Indi sank to her knees and cooled her palm on the wet grass.
J The world became her adversary. Her blind and blinding beauty brought out the worst in everyone around her and made it impossible for her to find love. All she met – even from her parents – was jealousy, suspicion and fear. She began to detest her over-the-top womanliness. She thought of herself as a grotesque creature who drove everybody away, a ravishing half-blind Amazon to whom nobody could bear to get close. She became convinced that no one, not even an infant, was capable of goodness towards her, that nobody would ever sympathize.
Whoever this god is, who gave me this ridiculous body and face, then snatched away my eyesight, deserves to be impaled on a cross or drowned by the flood. A woman hated for her beauty, yet unable to defend herself against the world. Blind like Helen Keller. Brilliant like Sappho. Voluptous as Juno. No revenge, no ill temper, no immorality is enough to make up for this injustice, this burden of unseeing womanly exceptionality.
She read and wrote furiously, with half-a-dozen reading lights turned on the books, and became an intellectual and a patriot with no-nonsense views. The country as an abstract entity was the focus of her love, not the people who made it up.
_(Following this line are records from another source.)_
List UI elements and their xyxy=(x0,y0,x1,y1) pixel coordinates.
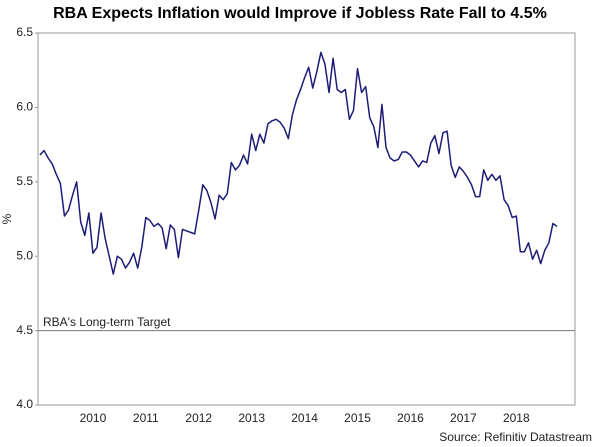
y-axis-label: % xyxy=(0,213,14,224)
chart-title: RBA Expects Inflation would Improve if J… xyxy=(53,5,547,22)
x-tick-label: 2016 xyxy=(397,411,424,425)
x-tick-label: 2012 xyxy=(185,411,212,425)
x-tick-label: 2013 xyxy=(238,411,265,425)
plot-frame xyxy=(37,32,576,406)
x-tick-label: 2014 xyxy=(291,411,318,425)
y-tick-label: 4.0 xyxy=(16,397,33,411)
x-tick-label: 2010 xyxy=(80,411,107,425)
source: Source: Refinitiv Datastream xyxy=(439,430,592,444)
y-tick-label: 5.0 xyxy=(16,248,33,262)
y-tick-label: 6.5 xyxy=(16,25,33,39)
x-tick-label: 2011 xyxy=(133,411,159,425)
x-tick-label: 2018 xyxy=(503,411,530,425)
series-line xyxy=(39,51,558,275)
y-tick-label: 5.5 xyxy=(16,174,33,188)
y-tick-label: 4.5 xyxy=(16,323,33,337)
y-tick-label: 6.0 xyxy=(16,100,33,114)
target-label: RBA's Long-term Target xyxy=(43,315,171,329)
x-tick-label: 2015 xyxy=(344,411,371,425)
x-tick-label: 2017 xyxy=(450,411,477,425)
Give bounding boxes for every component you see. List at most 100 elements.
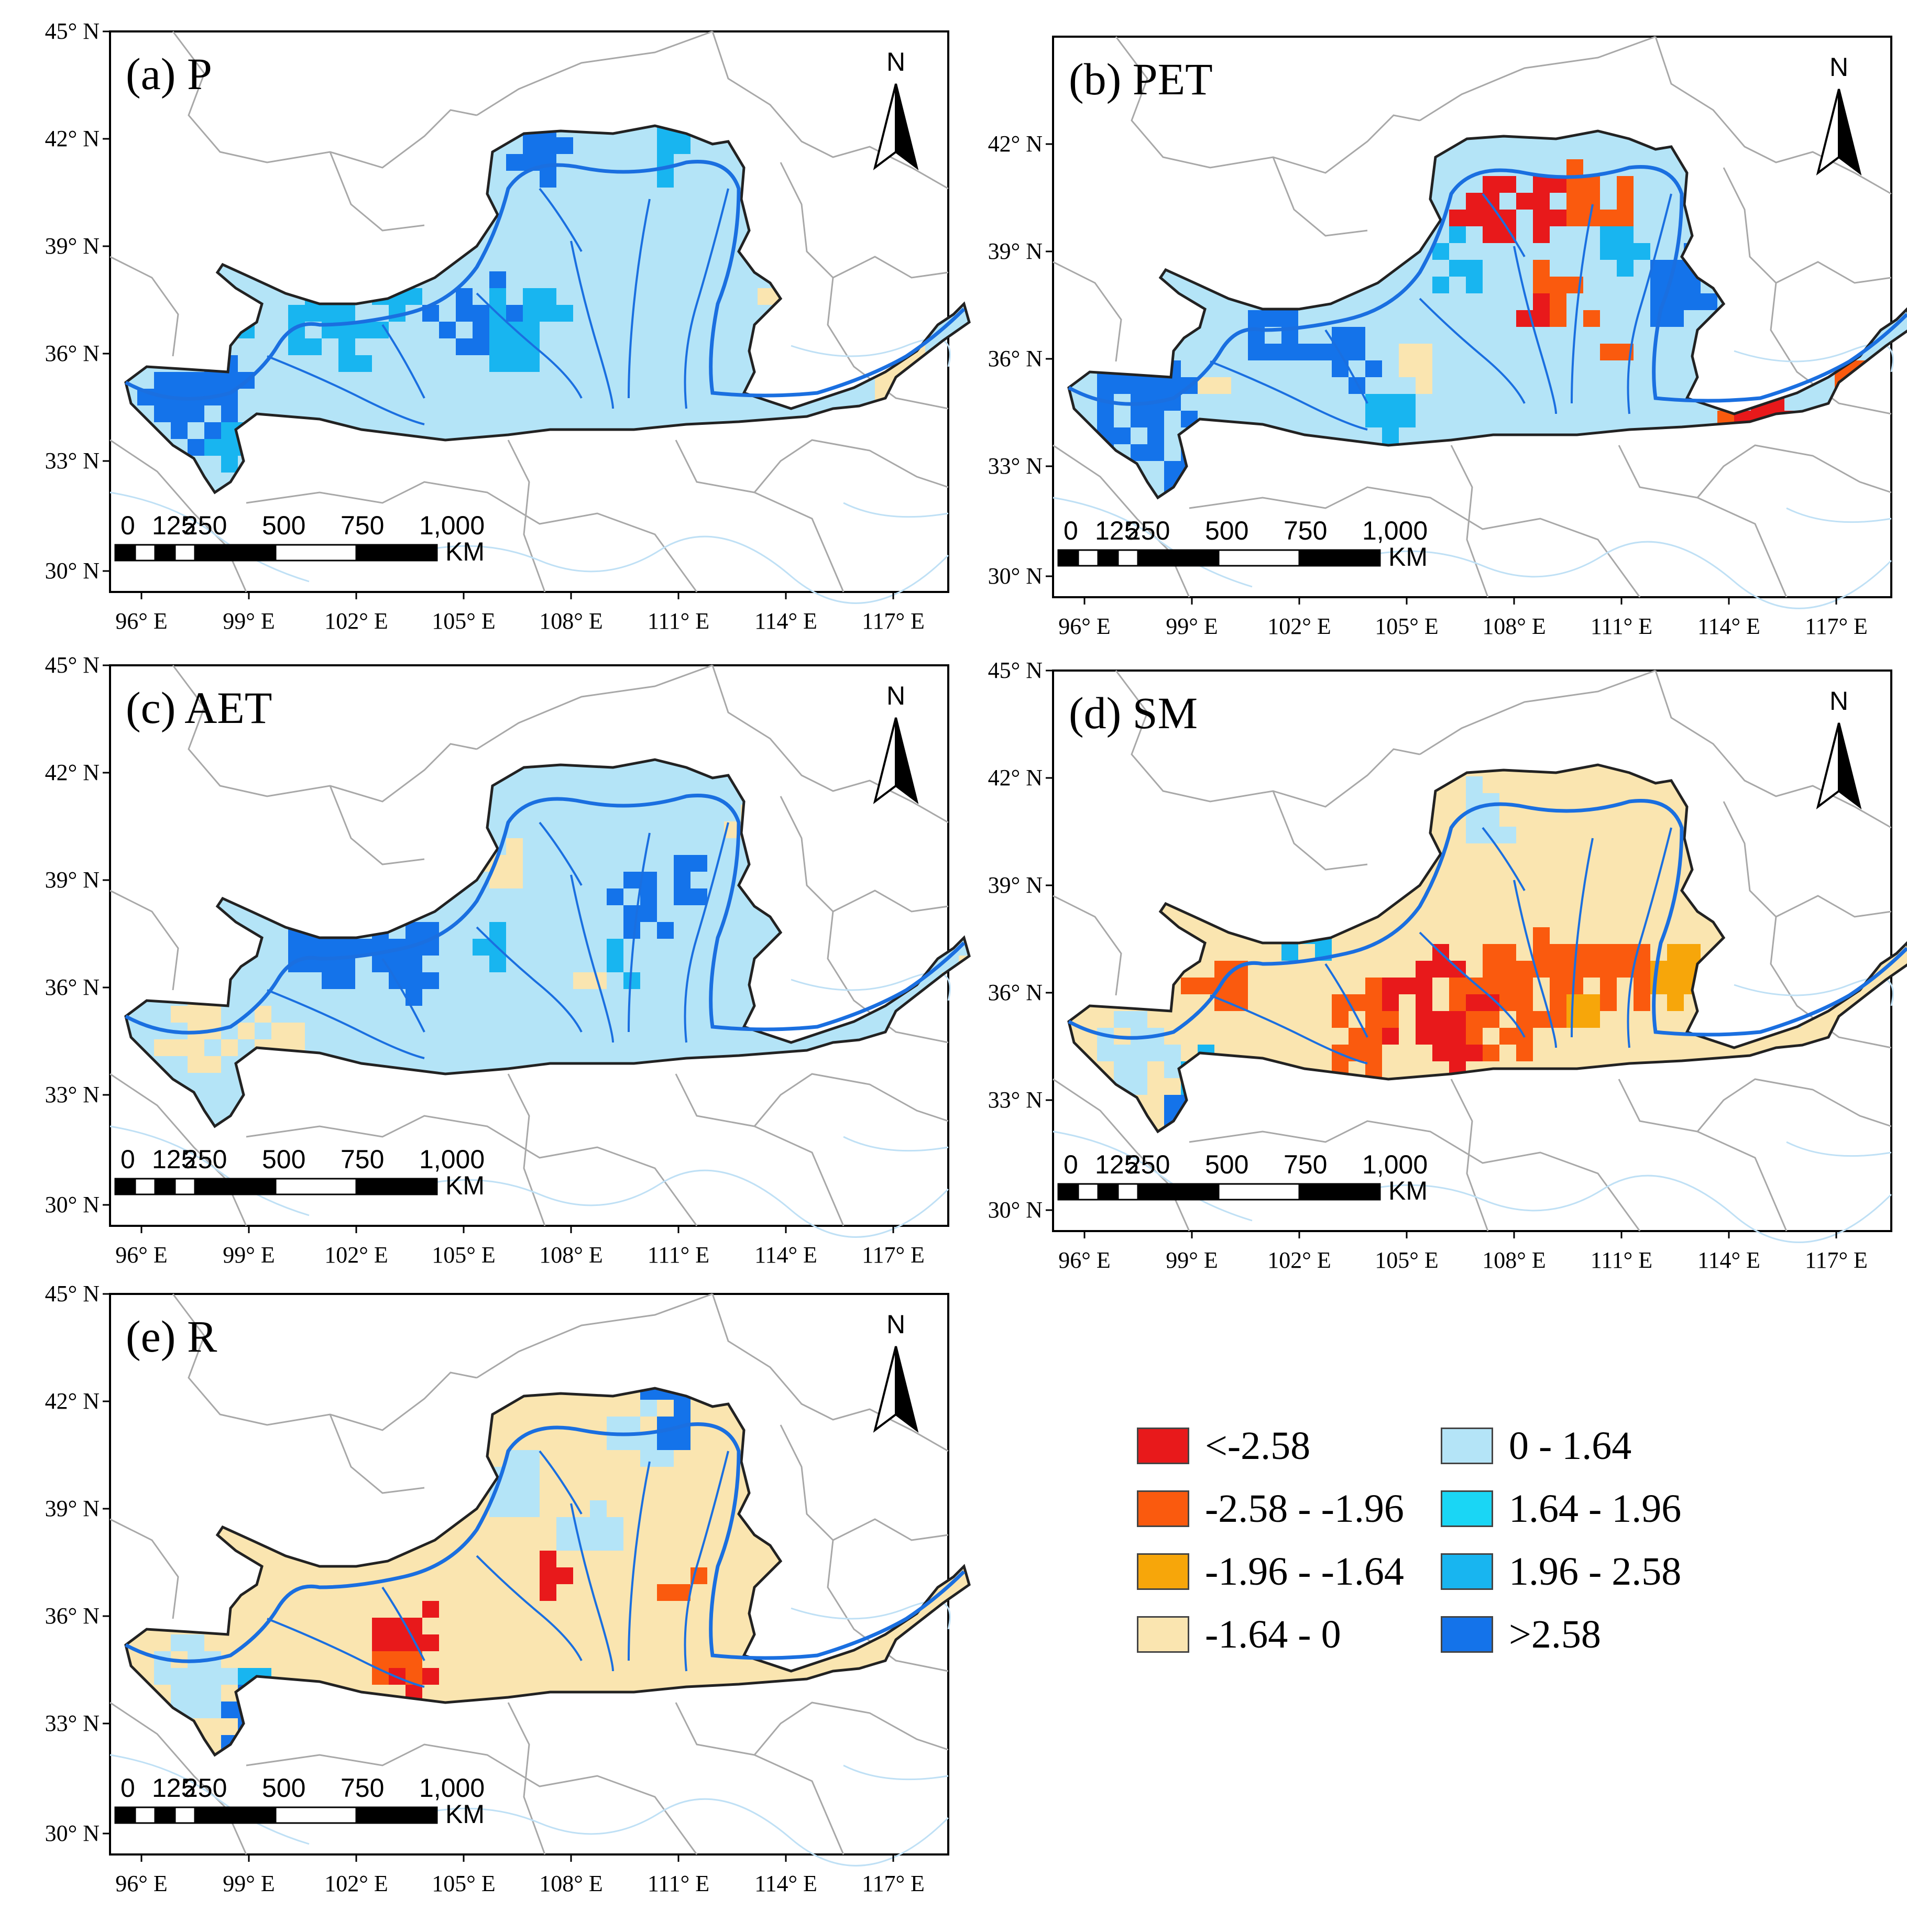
x-tick-label: 117° E bbox=[862, 608, 925, 634]
legend-label: -1.64 - 0 bbox=[1205, 1612, 1341, 1656]
scale-bar-label: 250 bbox=[183, 1145, 227, 1174]
scale-bar-label: 250 bbox=[1126, 516, 1170, 545]
x-tick-label: 114° E bbox=[1697, 1247, 1760, 1273]
legend-item-1: <-2.58 bbox=[1137, 1423, 1311, 1468]
legend-label: -1.96 - -1.64 bbox=[1205, 1549, 1404, 1594]
x-tick-label: 102° E bbox=[324, 608, 388, 634]
y-tick-label: 45° N bbox=[45, 18, 100, 44]
x-tick-label: 99° E bbox=[223, 1871, 275, 1896]
legend-swatch bbox=[1137, 1490, 1189, 1527]
y-tick-label: 33° N bbox=[45, 448, 100, 474]
legend-swatch bbox=[1137, 1616, 1189, 1653]
x-tick-label: 111° E bbox=[1591, 613, 1652, 639]
y-tick-label: 30° N bbox=[45, 558, 100, 584]
yellow-river bbox=[1068, 799, 1907, 1040]
y-tick-label: 39° N bbox=[45, 1496, 100, 1521]
scale-bar-label: 125 bbox=[152, 1773, 195, 1803]
scale-bar-label: 0 bbox=[120, 511, 135, 540]
main-rivers bbox=[1210, 193, 1672, 431]
x-tick-label: 117° E bbox=[862, 1242, 925, 1268]
x-tick-label: 108° E bbox=[1482, 613, 1546, 639]
scale-bar-label: 1,000 bbox=[419, 1773, 485, 1803]
scale-bar-label: 125 bbox=[152, 511, 195, 540]
legend-swatch bbox=[1441, 1428, 1493, 1464]
yellow-river bbox=[125, 1422, 966, 1663]
yellow-river bbox=[1068, 165, 1907, 406]
legend-item-8: >2.58 bbox=[1441, 1612, 1601, 1656]
y-tick-label: 45° N bbox=[988, 657, 1043, 683]
scale-bar-unit: KM bbox=[445, 537, 485, 566]
scale-bar-label: 1,000 bbox=[419, 511, 485, 540]
y-tick-label: 36° N bbox=[988, 346, 1043, 371]
y-tick-label: 42° N bbox=[988, 765, 1043, 791]
scale-bar-unit: KM bbox=[1388, 1176, 1428, 1205]
x-tick-label: 102° E bbox=[1267, 613, 1331, 639]
scale-bar-unit: KM bbox=[445, 1171, 485, 1200]
minor-rivers bbox=[1053, 977, 1894, 1243]
scale-bar-label: 500 bbox=[262, 511, 305, 540]
x-tick-label: 105° E bbox=[1375, 613, 1438, 639]
north-arrow-label: N bbox=[886, 1310, 905, 1339]
legend-label: >2.58 bbox=[1509, 1612, 1601, 1656]
x-tick-label: 111° E bbox=[648, 1871, 709, 1896]
x-tick-label: 102° E bbox=[1267, 1247, 1331, 1273]
main-rivers bbox=[267, 188, 729, 425]
legend-swatch bbox=[1441, 1553, 1493, 1590]
scale-bar-label: 750 bbox=[341, 1145, 384, 1174]
y-tick-label: 33° N bbox=[45, 1082, 100, 1107]
x-tick-label: 108° E bbox=[539, 608, 602, 634]
y-tick-label: 30° N bbox=[988, 563, 1043, 589]
y-tick-label: 39° N bbox=[45, 233, 100, 259]
x-tick-label: 105° E bbox=[432, 1871, 495, 1896]
scale-bar-label: 125 bbox=[1095, 516, 1138, 545]
legend-label: 1.64 - 1.96 bbox=[1509, 1486, 1682, 1531]
yellow-river bbox=[125, 160, 966, 401]
north-arrow-label: N bbox=[886, 47, 905, 76]
y-tick-label: 42° N bbox=[45, 1388, 100, 1414]
main-rivers bbox=[267, 1450, 729, 1688]
x-tick-label: 99° E bbox=[223, 1242, 275, 1268]
legend-item-7: 1.96 - 2.58 bbox=[1441, 1550, 1681, 1594]
scale-bar-unit: KM bbox=[1388, 542, 1428, 572]
legend-label: <-2.58 bbox=[1205, 1423, 1311, 1468]
scale-bar-label: 750 bbox=[341, 1773, 384, 1803]
y-tick-label: 39° N bbox=[45, 867, 100, 893]
x-tick-label: 99° E bbox=[1166, 1247, 1218, 1273]
x-tick-label: 108° E bbox=[539, 1871, 602, 1896]
minor-rivers bbox=[109, 1600, 951, 1867]
y-tick-label: 30° N bbox=[45, 1192, 100, 1217]
x-tick-label: 117° E bbox=[1805, 1247, 1868, 1273]
x-tick-label: 114° E bbox=[754, 1242, 817, 1268]
y-tick-label: 30° N bbox=[988, 1197, 1043, 1223]
north-arrow-icon: N bbox=[873, 681, 919, 804]
x-tick-label: 108° E bbox=[1482, 1247, 1546, 1273]
legend-item-4: -1.64 - 0 bbox=[1137, 1612, 1341, 1656]
x-tick-label: 111° E bbox=[1591, 1247, 1652, 1273]
x-tick-label: 105° E bbox=[432, 1242, 495, 1268]
x-tick-label: 96° E bbox=[115, 1242, 167, 1268]
legend-swatch bbox=[1137, 1553, 1189, 1590]
y-tick-label: 45° N bbox=[45, 1281, 100, 1307]
scale-bar-label: 500 bbox=[1205, 1150, 1248, 1179]
x-tick-label: 114° E bbox=[754, 1871, 817, 1896]
legend-item-6: 1.64 - 1.96 bbox=[1441, 1486, 1682, 1531]
x-tick-label: 96° E bbox=[115, 1871, 167, 1896]
legend: <-2.58 -2.58 - -1.96 -1.96 - -1.64 -1.64… bbox=[1137, 1423, 1755, 1687]
north-arrow-icon: N bbox=[1816, 686, 1862, 809]
scale-bar-label: 1,000 bbox=[1362, 516, 1428, 545]
panel-title: (a) P bbox=[126, 49, 212, 99]
north-arrow-label: N bbox=[1829, 686, 1848, 716]
x-tick-label: 96° E bbox=[115, 608, 167, 634]
scale-bar-label: 0 bbox=[120, 1145, 135, 1174]
x-tick-label: 114° E bbox=[1697, 613, 1760, 639]
y-tick-label: 33° N bbox=[988, 453, 1043, 479]
x-tick-label: 96° E bbox=[1058, 1247, 1110, 1273]
y-tick-label: 33° N bbox=[988, 1087, 1043, 1113]
y-tick-label: 36° N bbox=[45, 341, 100, 366]
scale-bar-label: 500 bbox=[262, 1145, 305, 1174]
scale-bar-label: 1,000 bbox=[1362, 1150, 1428, 1179]
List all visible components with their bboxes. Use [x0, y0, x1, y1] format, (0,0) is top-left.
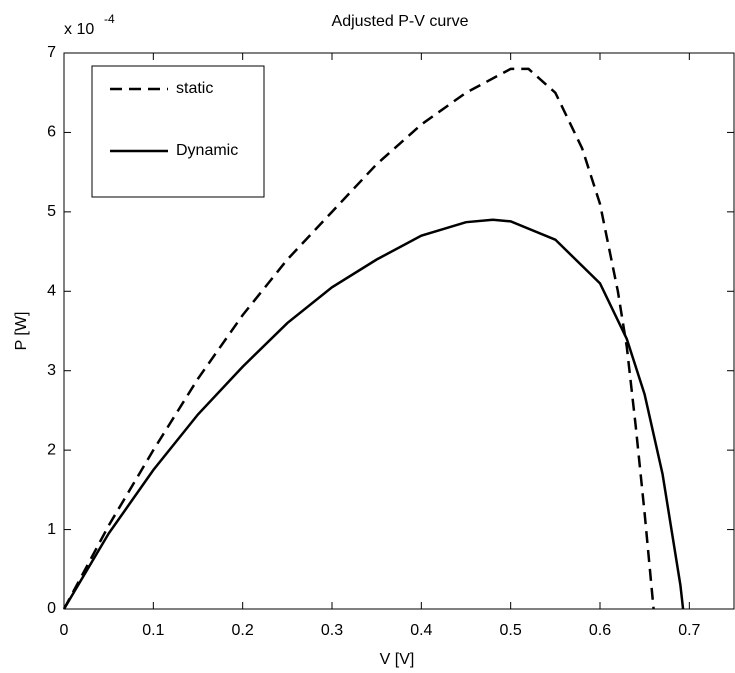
legend-label: Dynamic [176, 142, 238, 159]
y-tick-label: 1 [47, 521, 56, 538]
chart-title: Adjusted P-V curve [332, 13, 469, 30]
line-series [62, 67, 655, 610]
x-tick-label: 0.7 [678, 622, 700, 639]
y-tick-label: 0 [47, 600, 56, 617]
line-series [62, 218, 685, 610]
y-tick-label: 6 [47, 124, 56, 141]
y-multiplier: x 10 [64, 21, 94, 38]
x-tick-label: 0 [60, 622, 69, 639]
plot-area [63, 52, 735, 610]
x-axis-label: V [V] [380, 651, 415, 668]
x-tick-label: 0.1 [142, 622, 164, 639]
x-tick-label: 0.4 [410, 622, 432, 639]
y-tick-label: 7 [47, 44, 56, 61]
legend-label: static [176, 80, 213, 97]
x-tick-label: 0.2 [232, 622, 254, 639]
x-tick-label: 0.3 [321, 622, 343, 639]
y-tick-label: 4 [47, 283, 56, 300]
y-axis-label: P [W] [13, 312, 30, 351]
x-tick-label: 0.6 [589, 622, 611, 639]
y-multiplier-exponent: -4 [104, 12, 115, 26]
y-tick-label: 5 [47, 203, 56, 220]
y-tick-label: 2 [47, 441, 56, 458]
x-tick-label: 0.5 [500, 622, 522, 639]
y-tick-label: 3 [47, 362, 56, 379]
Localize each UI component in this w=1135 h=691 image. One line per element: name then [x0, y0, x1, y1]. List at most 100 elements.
She wanted to work for India, to give her life for India, not because of the Indians she knew but because she sensed comfort in the idea of a presence greater than all the pettiness she felt surrounded by.
She turned to her nation-state for ideals and protection. She disagreed with Gandhi’s romantic notion of India’s ideal villages. Villages must be transformed, not worshipped. She wanted progress, cities, industrialization, modern hospitals, modern roads, and modern education. She fought against the return-to-antiquity line and the return-to-tradition argument. Whose tradition? she raged. Tradition that burns widows and forces the poor to clean the shit of the rich? Onward, she roared, onward in a great forward movement. She had no time for god or flabby spirituality or silly prayers and ritual, threads and powders, what she called the weeds and grains of cowardice. She took her civil service exam and vowed to work towards the social good, towards forgetting the black bars that leapt at her every morning when she opened her eyes, towards creating a larger world for herself where the black bars were irrelevancies. She would toil, offer her services to the community. Once the school or the hospital was built, they would forget to mistrust her.
Ashish Kumar’s loathing of Indi was encased in love and fatherly pride. She looked like a whore but thought like a statesman. She was going to be totally blind one day but already she had read far more than he had. She was a prostitute-scholar with the waist and bosom of a dancing girl, yet sailed through difficult exams with frightening ease. She painted her lips red and coloured her eyelids blue but her mind turned over with critiques of Gandhi and Nehru’s Five-Year Plans. She was a mythic figure. She was good. She was wicked. She was the personification of moral purpose without fuss or sentimentality. She was a daughter who would be far greater than her father, he predicted silently to himself, and unconsciously, in a far corner of his brain of which he was quite unaware, Ashish Kumar began to plot her destruction. He became subconsciously aware – rather like Neanderthal man may have become aware of lurking danger in the forest but found no words to articulate it – that Indi’s shadow threatened not only his survival as a human being but also his survival as a species.